Mes paupières se ferment doucement, trahissant une fatigue interdite dont je suis victime depuis ce matin. Je cligne des yeux violemment pour me sortir de mon état de demi-sommeil et reprendre mon activité rapidement. Je me saisis d'une aiguille en baillant discrètement et continue les finitions d'un ourlet de jean de travail. Je tente de me concentrer sur ma dure tâche mais mon esprit divague.

Mes yeux scrutent l'horizon malgré moi, se focalisant sur les grands bâtiments sombres qui se dressent à perte de vue sous la grisaille quotidienne du ciel. L'odeur des usines qui m'est trop familière atteint mes narines, me provoquant une quinte de toux.

Je continue de passer l'aiguille machinalement dans le tissu lorsqu'une douleur vive me provoque un sursaut, me sortant vite de mes pensées.

Aïe, je murmure silencieusement en regardant la tâche rouge vif que l'aiguille a laissé sur mon doigt.

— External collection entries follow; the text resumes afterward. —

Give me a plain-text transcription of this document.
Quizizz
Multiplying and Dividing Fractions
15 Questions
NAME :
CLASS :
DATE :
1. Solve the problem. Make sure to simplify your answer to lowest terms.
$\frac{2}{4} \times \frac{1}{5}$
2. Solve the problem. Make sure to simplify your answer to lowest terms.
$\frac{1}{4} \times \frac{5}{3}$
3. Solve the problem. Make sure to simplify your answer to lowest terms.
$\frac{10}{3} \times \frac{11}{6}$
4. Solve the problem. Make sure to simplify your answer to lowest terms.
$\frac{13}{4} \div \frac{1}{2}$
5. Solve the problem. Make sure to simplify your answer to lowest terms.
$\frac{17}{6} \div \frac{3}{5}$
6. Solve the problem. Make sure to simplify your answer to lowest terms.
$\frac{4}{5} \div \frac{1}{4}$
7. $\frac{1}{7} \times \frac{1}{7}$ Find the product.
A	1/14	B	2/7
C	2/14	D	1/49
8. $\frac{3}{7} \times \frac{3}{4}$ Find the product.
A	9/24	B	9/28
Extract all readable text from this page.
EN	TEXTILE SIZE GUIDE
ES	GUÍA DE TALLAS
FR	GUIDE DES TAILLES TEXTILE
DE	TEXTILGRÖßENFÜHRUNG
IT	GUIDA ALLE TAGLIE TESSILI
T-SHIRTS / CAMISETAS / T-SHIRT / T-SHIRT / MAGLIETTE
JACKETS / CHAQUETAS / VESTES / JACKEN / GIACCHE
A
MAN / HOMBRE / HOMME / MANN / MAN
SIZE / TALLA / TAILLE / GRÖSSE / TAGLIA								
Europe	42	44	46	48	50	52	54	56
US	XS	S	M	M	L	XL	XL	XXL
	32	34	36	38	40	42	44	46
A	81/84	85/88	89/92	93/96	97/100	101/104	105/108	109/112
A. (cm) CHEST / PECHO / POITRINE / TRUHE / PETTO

Je soupire et attrape un pansement qui se situe dans un bocal posé sur une étagère à ma gauche. Dans le district 8, les blessures de ce type sont habituelles, ce qui explique la présence de matériel de premier soin disposé de part et d'autres des usines de textile. Les conditions de sécurité sont rarement réglementées provoquant souvent des accidents graves chez les jeunes travailleurs, comme des membres coupés ou des hématomes en tout genre. J'enroule le bandage autour de mon doigt et le sert fortement en serrant les dents.

Une fumée épaisse et foncée m'atteint, me provoquant un nouvel épisode de toux violente. J'entends ma voisine de derrière soupirer de mécontentement et se frotter les yeux, sûrement perturbée aussi par cette brume toxique. Je tourne la tête vers la petite horloge fixée au mur.

Plus que dix minutes, je pense en jubilant.

Ce soir, nous finissons une heure plus tôt qu'habituellement, en raison de l'annonce du président Snow, annonce qui, selon la rumeur, révèlerait une édition spéciale pour les 25èmes Hunger Games. Je ne sais qu'en penser, intérieurement je pourrais avoir peur mais j'ai du mal à imaginer comment une quelconque modification des jeux pourrait anéantir les districts plus que ce n'est déjà le cas.

Je m'apprête à finir le vêtement sur lequel je m'acharne depuis une heure quand un cri glaçant retentit. Je me retourne en sursaut, imitée par les autres, fixant avec effroi la scène qui se dresse devant nous.

Un jeune garçon d'une douzaine d'années se tient livide, fixant son doigt rouge vif dont le bout manque. Encore un accident, je pense indifférente. Mes années de travail m'ont dénuée de toute forme d'empathie concernant ce genre d'évènements. Quand on est habitué à voir les pires incidents se produire avec l'incapacité et surtout l'interdiction de réagir, on se retrouve démuni de toute compassion. Je l'ai appris avec le temps.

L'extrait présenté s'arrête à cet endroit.